14.9.08

Ensaio Sobre a Cegueira

Não li tudo o que saiu sobre o novo filme de Fernando Meirelles, mas as análises que eu li me deixaram intrigada. Dois jornalistas criticam o fato de Meirelles ter se mantido muito fiel ao livro de José Saramago. Avaliam a fidelidade como negativa, dizem que ele deveria ter ousado mais. Às vezes eu não entendo esses críticos. Aposto que se o diretor tivesse ido muito além do livro, seria igualmente criticado por isso.

Parece que Saramago gostou do resultado na tela:



Eis minhas humildes impressões:

Em Ensaio Sobre a Cegueira, personagens sem nome e sem passado são acometidos por um doença misteriosa que faz com que todos fiquem cegos, à execeção de uma mulher, chamada pelo autor de "a mulher do médico". Eles são mantidos em quarentena em um manicômio. Sem o menor auxílio do governo, vivendo em condições sub humanas, se forma ali uma sociedade paralela que estabelece regras próprias. No limite da sobrevivência, aquelas pessoas passam a relativizar os valores morais e materiais. Resgatam sentimentos nobres, como a solidariedade e o altruísmo. Mas também escancaram seus lados mais podres, a ambição, o oportunismo.

O 'ver e não enxergar' de Saramago, como metáfora das relações sociais, é levada à tela por Fernando Meirelles com aspecto visual forte. As imagens são muito claras. A iluminação é estourada. Os planos são muitas vezes mal enquadrados e sem foco. O diretor pretende provocar no espectador uma sensação parecida com a dos personagens.
"A partir de um certo momento nós usamos muito reflexo. Então, às vezes vocês está vendo a imagem, acha que é real, mas é a imagem virtual, a imagem que está partida em dois, três... Muitos planos mal enquadrados, como se a câmera estivesse sendo operada por uma pessoa cega. Esses truquinhos todos foram soluções para colocar o espectador nesse mundo da cegueira."

O aspecto muito branco envolveu também a protagonista do longa, a atriz Julianne Moore.
"No nosso primeiro encontro, Fernando me disse: eu acho que você deveria engordar um pouco e cortar o cabelo. Eu concordei. Eu achava que a personagem deveria ser loira e ele disse: não, não. Mas eu não contei pra ele que eu sou loira, de qualquer forma. Eu sentia que a personagem tinha que ser loira. Seria perfeito, por causa da palidez do filme."

A sonoridade também é muito salientada em Ensaio Sobre a Cegueira. Buzinas de carro, freadas bruscas, o despertador, o liquidificador ligado. O som disso tudo é muito aguçado, o volume é alto, como se para compensar a falta de visão.

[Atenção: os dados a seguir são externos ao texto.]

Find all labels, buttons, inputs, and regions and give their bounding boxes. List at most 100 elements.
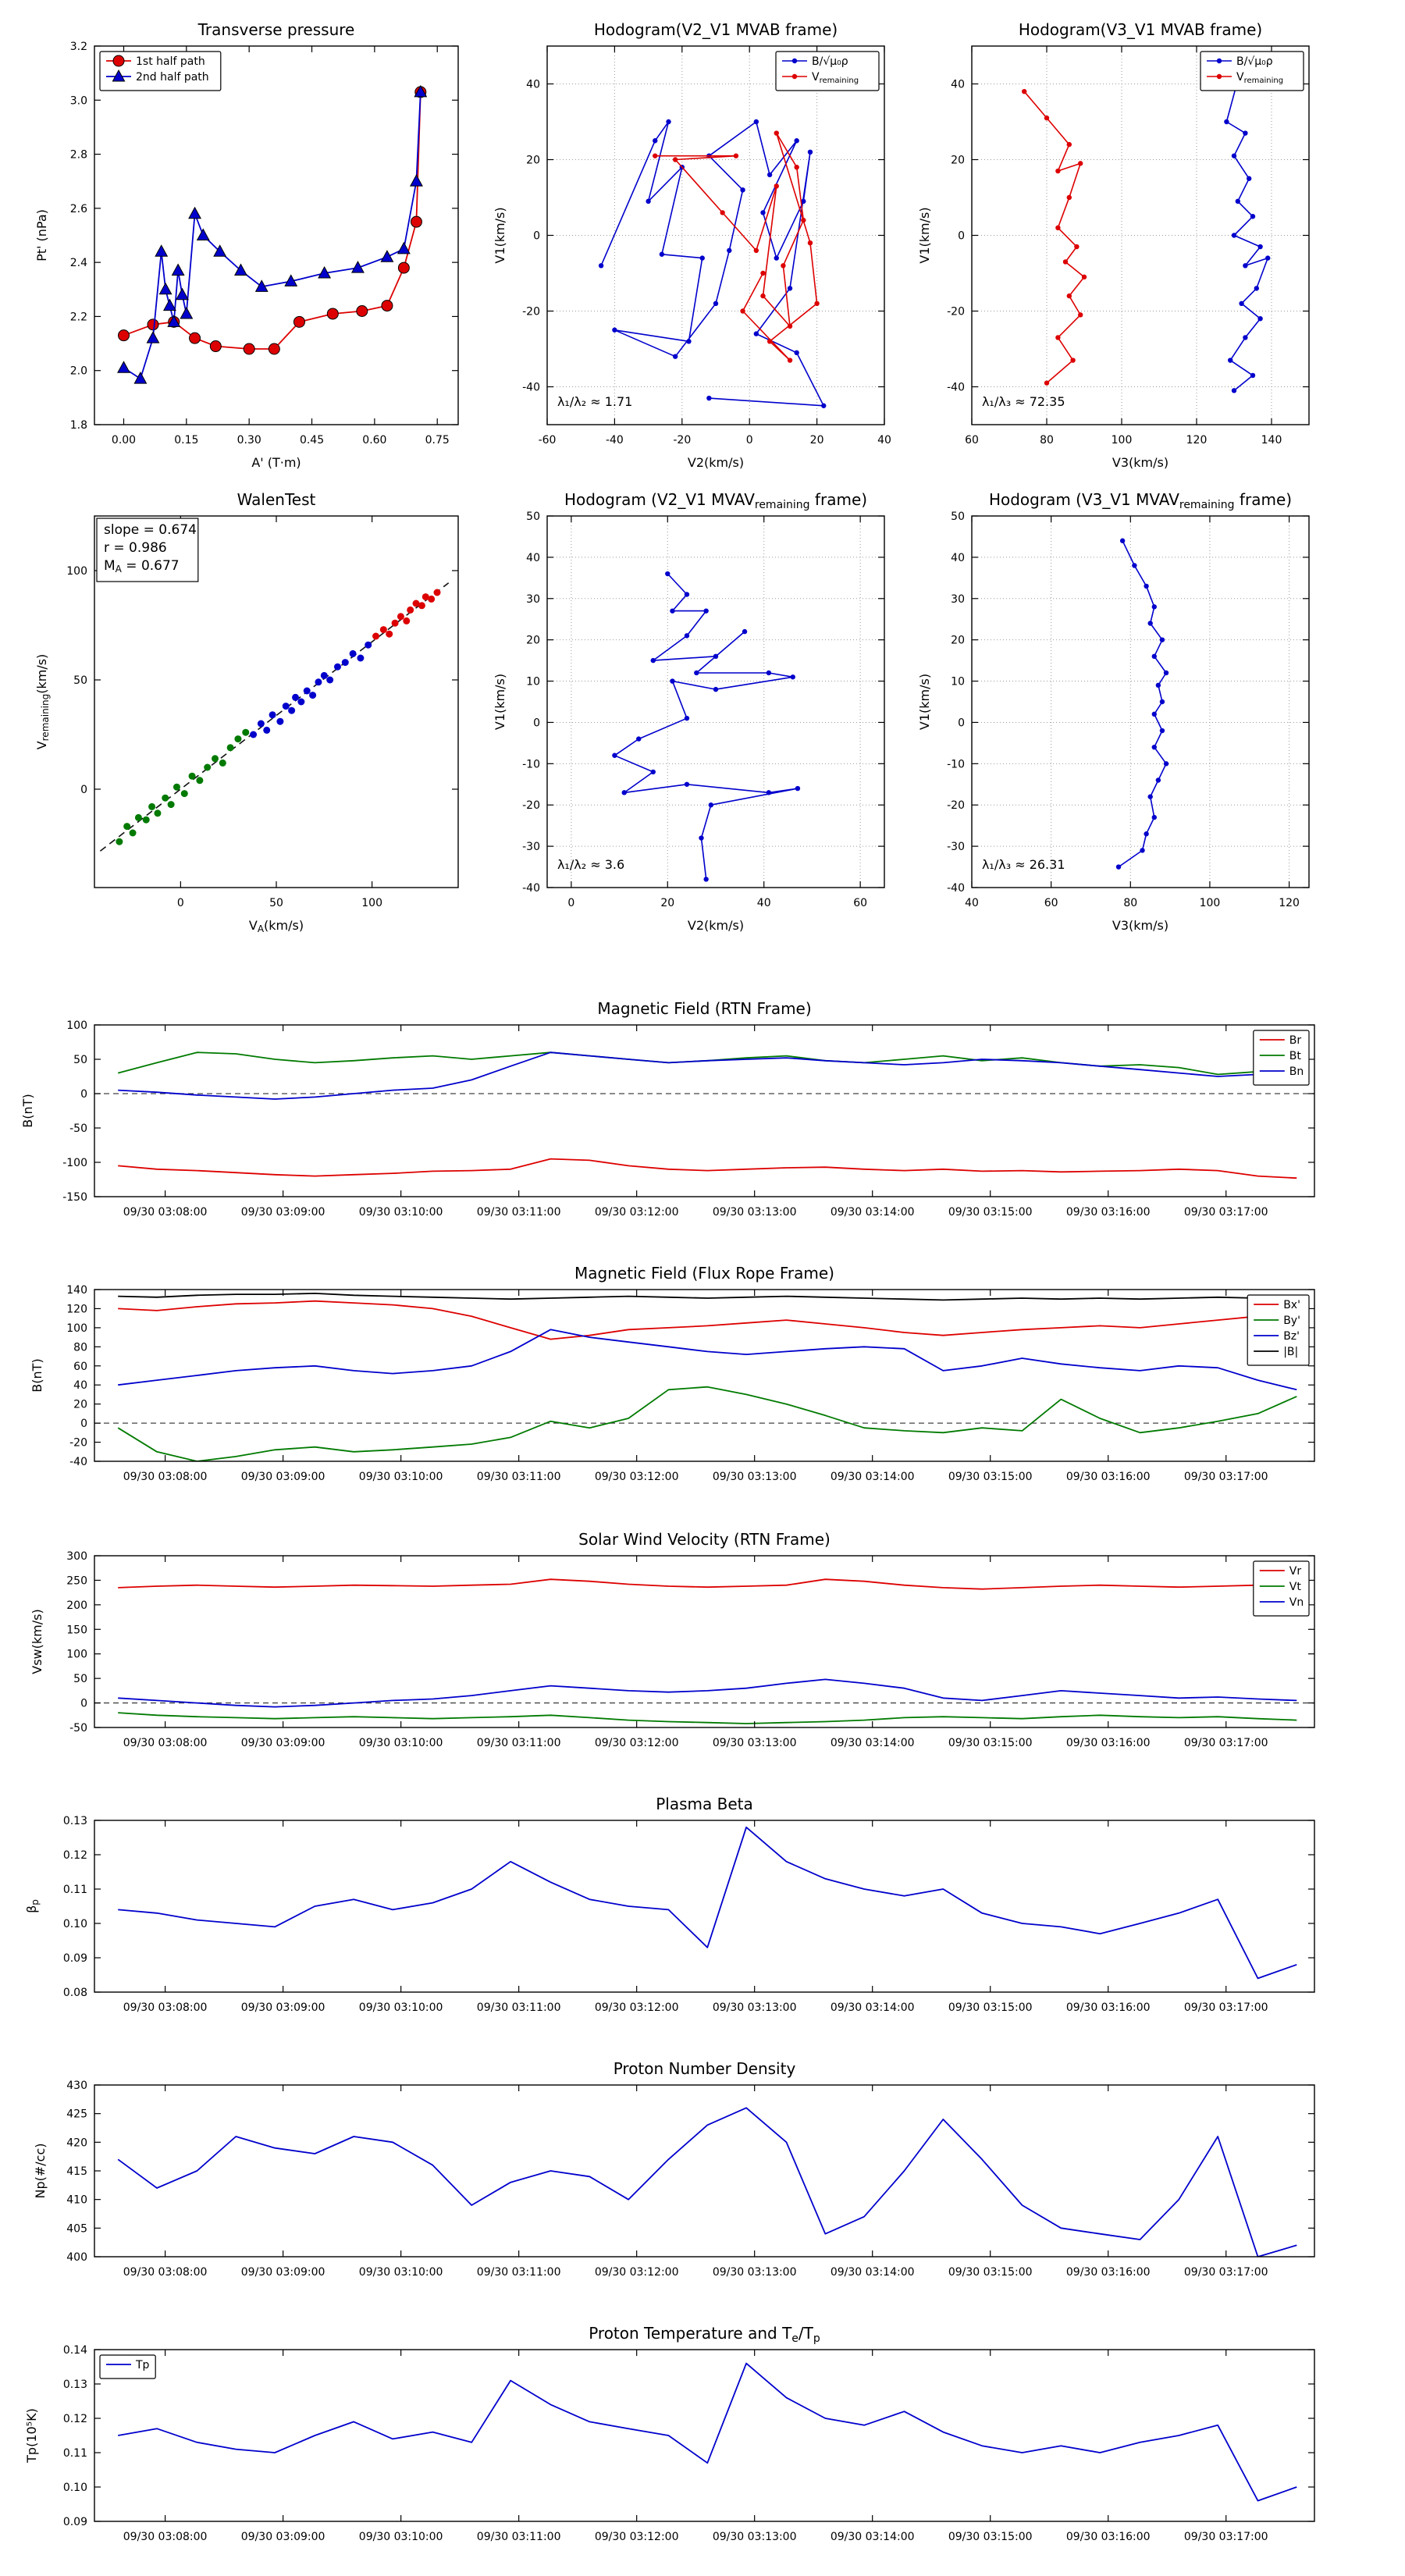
marker-point: [242, 728, 250, 736]
marker-point: [1055, 225, 1061, 230]
marker-point: [1078, 312, 1083, 318]
marker-point: [713, 686, 719, 692]
marker-triangle: [133, 372, 148, 384]
y-axis-label: βp: [24, 1899, 41, 1913]
marker-point: [1044, 115, 1050, 121]
marker-point: [288, 706, 296, 714]
marker-point: [821, 403, 827, 408]
x-tick-label: 09/30 03:17:00: [1184, 1737, 1268, 1749]
y-tick-label: 10: [526, 676, 540, 688]
series-trace: [1118, 540, 1167, 868]
x-tick-label: 09/30 03:08:00: [123, 2001, 208, 2014]
marker-point: [326, 676, 334, 684]
marker-triangle: [146, 331, 160, 343]
marker-point: [349, 649, 357, 657]
x-tick-label: 09/30 03:10:00: [359, 1206, 443, 1219]
y-tick-label: -40: [947, 882, 965, 895]
y-tick-label: 0.10: [63, 2482, 87, 2494]
y-tick-label: 50: [951, 511, 965, 523]
chart-title: Plasma Beta: [656, 1795, 753, 1813]
marker-point: [650, 769, 656, 775]
y-tick-label: -20: [947, 799, 965, 812]
marker-triangle: [171, 263, 185, 276]
x-tick-label: 09/30 03:14:00: [831, 1737, 915, 1749]
y-tick-label: 30: [951, 593, 965, 606]
marker-point: [1062, 259, 1069, 265]
marker-point: [646, 198, 651, 205]
marker-point: [665, 571, 670, 577]
marker-point: [650, 657, 656, 664]
marker-triangle: [254, 279, 269, 292]
marker-point: [684, 715, 690, 721]
y-tick-label: 0.09: [63, 2516, 87, 2528]
marker-triangle: [196, 228, 210, 240]
marker-point: [433, 589, 441, 596]
marker-point: [212, 755, 219, 763]
x-axis-label: V2(km/s): [688, 918, 744, 933]
marker-point: [188, 772, 196, 780]
y-tick-label: 20: [951, 155, 965, 167]
series-bn: [118, 1051, 1297, 1100]
marker-point: [1151, 814, 1157, 820]
marker-point: [670, 608, 675, 614]
x-tick-label: 09/30 03:08:00: [123, 2531, 208, 2543]
marker-point: [760, 270, 766, 276]
marker-point: [1231, 233, 1237, 238]
marker-point: [276, 717, 284, 725]
x-tick-label: 09/30 03:14:00: [831, 2001, 915, 2014]
chart-magnetic-field-flux-rope: 09/30 03:08:00 09/30 03:09:00 09/30 03:10:…: [30, 1264, 1315, 1483]
axes-frame: [94, 1820, 1315, 1993]
marker-point: [180, 790, 188, 798]
marker-point: [219, 759, 226, 767]
marker-point: [379, 626, 387, 634]
marker-point: [303, 687, 311, 695]
marker-triangle: [397, 241, 411, 254]
y-tick-label: 0.11: [63, 2447, 87, 2460]
x-tick-label: 09/30 03:09:00: [241, 2266, 325, 2279]
y-tick-label: 120: [66, 1303, 87, 1315]
marker-point: [356, 305, 368, 317]
x-tick-label: 0.45: [300, 434, 324, 447]
chart-proton-density: 09/30 03:08:00 09/30 03:09:00 09/30 03:10:…: [33, 2059, 1315, 2279]
x-tick-label: -20: [673, 434, 691, 447]
marker-point: [598, 263, 604, 269]
x-tick-label: 09/30 03:10:00: [359, 1471, 443, 1483]
x-tick-label: 09/30 03:10:00: [359, 2531, 443, 2543]
markers-b: [598, 119, 827, 408]
marker-point: [326, 308, 339, 320]
legend-label: Vremaining: [1236, 71, 1283, 85]
marker-point: [189, 332, 201, 344]
axes-frame: [94, 1555, 1315, 1728]
series-np: [117, 2107, 1297, 2257]
y-axis-label: V1(km/s): [917, 207, 932, 263]
marker-point: [403, 617, 411, 624]
legend-label: B/√μ₀ρ: [1236, 55, 1273, 68]
marker-point: [1151, 604, 1157, 610]
marker-point: [767, 172, 773, 178]
series-v-remaining: [655, 132, 818, 361]
marker-point: [753, 331, 759, 336]
chart-hodogram-v2v1-mvab: -60 -40 -20 0 20 40 -40 -20 0 20 40 Hodogram(V2_V1 …: [493, 20, 891, 470]
stats-line: slope = 0.674: [104, 522, 197, 538]
marker-point: [282, 703, 290, 710]
marker-point: [1231, 153, 1237, 158]
chart-title: Magnetic Field (RTN Frame): [597, 999, 811, 1018]
marker-point: [766, 670, 772, 676]
marker-point: [801, 198, 806, 205]
marker-point: [1235, 198, 1241, 205]
marker-point: [129, 829, 137, 837]
stats-box: [96, 518, 199, 582]
x-axis-label: V2(km/s): [688, 455, 744, 470]
markers-first-segment: [116, 728, 250, 845]
x-tick-label: 09/30 03:17:00: [1184, 1206, 1268, 1219]
y-tick-label: -40: [522, 882, 540, 895]
marker-point: [1070, 358, 1076, 363]
marker-point: [397, 613, 404, 621]
marker-point: [1144, 831, 1149, 837]
marker-point: [1257, 244, 1263, 250]
x-tick-label: 09/30 03:15:00: [948, 1471, 1033, 1483]
marker-point: [1044, 380, 1050, 386]
markers-trace: [612, 571, 801, 882]
y-axis-label: B(nT): [20, 1094, 35, 1127]
marker-point: [666, 119, 671, 125]
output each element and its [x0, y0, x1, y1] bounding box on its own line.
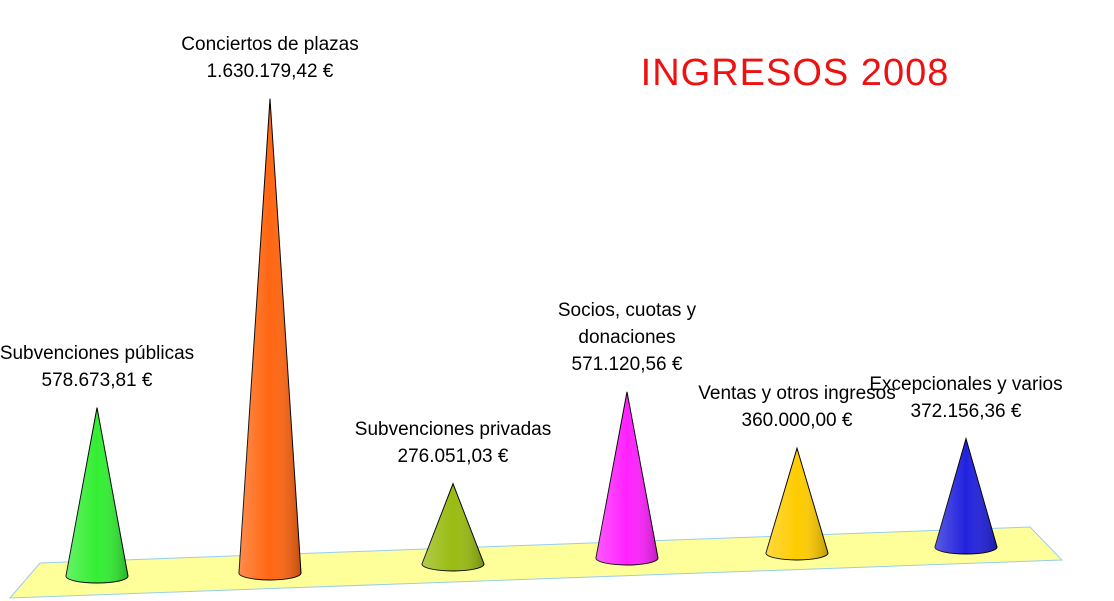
data-label: Excepcionales y varios 372.156,36 €	[866, 371, 1066, 425]
category-label: Subvenciones privadas	[354, 418, 552, 440]
value-label: 276.051,03 €	[397, 445, 509, 467]
cone-shade	[239, 98, 301, 580]
value-label: 578.673,81 €	[41, 369, 153, 391]
category-label: Conciertos de plazas	[181, 33, 359, 55]
value-label: 571.120,56 €	[571, 353, 683, 375]
cone-shade	[596, 391, 658, 565]
value-label: 372.156,36 €	[910, 400, 1022, 422]
category-label: Socios, cuotas y donaciones	[557, 299, 697, 348]
data-label: Subvenciones públicas 578.673,81 €	[0, 340, 197, 394]
cone-shade	[422, 483, 484, 571]
data-label: Ventas y otros ingresos 360.000,00 €	[697, 380, 897, 434]
data-label: Socios, cuotas y donaciones 571.120,56 €	[527, 297, 727, 378]
value-label: 360.000,00 €	[741, 410, 853, 432]
cone-shade	[935, 438, 997, 554]
data-label: Conciertos de plazas 1.630.179,42 €	[170, 31, 370, 85]
cone-shade	[766, 448, 828, 560]
category-label: Ventas y otros ingresos	[698, 383, 896, 405]
cone-shade	[66, 407, 128, 583]
floor	[8, 526, 1064, 599]
category-label: Subvenciones públicas	[0, 342, 195, 364]
value-label: 1.630.179,42 €	[206, 60, 334, 82]
chart-title: INGRESOS 2008	[640, 52, 950, 94]
category-label: Excepcionales y varios	[869, 373, 1063, 395]
data-label: Subvenciones privadas 276.051,03 €	[353, 416, 553, 470]
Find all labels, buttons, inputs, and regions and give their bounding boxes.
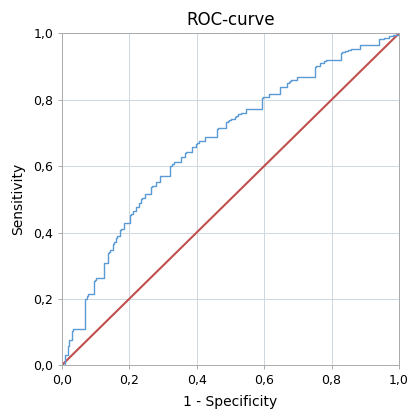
Y-axis label: Sensitivity: Sensitivity bbox=[11, 163, 25, 236]
Title: ROC-curve: ROC-curve bbox=[186, 11, 275, 29]
X-axis label: 1 - Specificity: 1 - Specificity bbox=[183, 395, 278, 409]
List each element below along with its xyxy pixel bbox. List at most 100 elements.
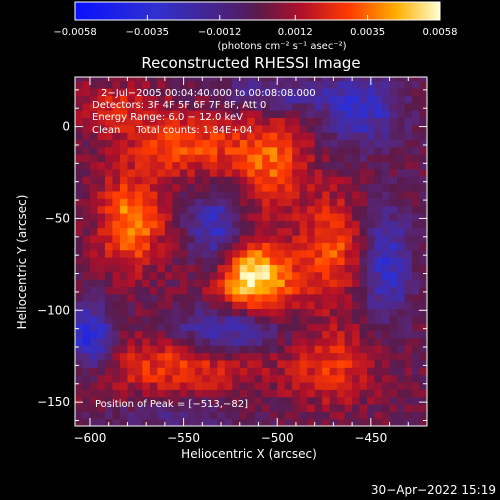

Uma campainha, uma sineta, está presente durante todo o filme para "avisar" o espectador de que mais alguém ficou cego. Com o som, e não a imagem, evidenciado, até uma cena de sexo se torna sutil.

As cenas externas foram filmadas em uma São Paulo sem identidade, quase irreconhecível. E um presídio canadense desativado foi transformado no manicômio.

Ensaio sobre a Cegueira é uma co-produção de Brasil, Japão e Canadá. Traz no elenco além de Jullianne Moore, Mark Rufalo, Dennis Glover, a brasileira Alice Braga e o mexicano Gael Garcia Bernal (em quem você vai ter vontade de dar um tiro).

Quase sempre que uma obra literária é adaptada para o cinema, se diz que o livro é melhor do que o filme. S você leu o livro de Saramago, faça a sua comparação. Se não leu, é bem possível que você saia do cinema e passe em uma livraria.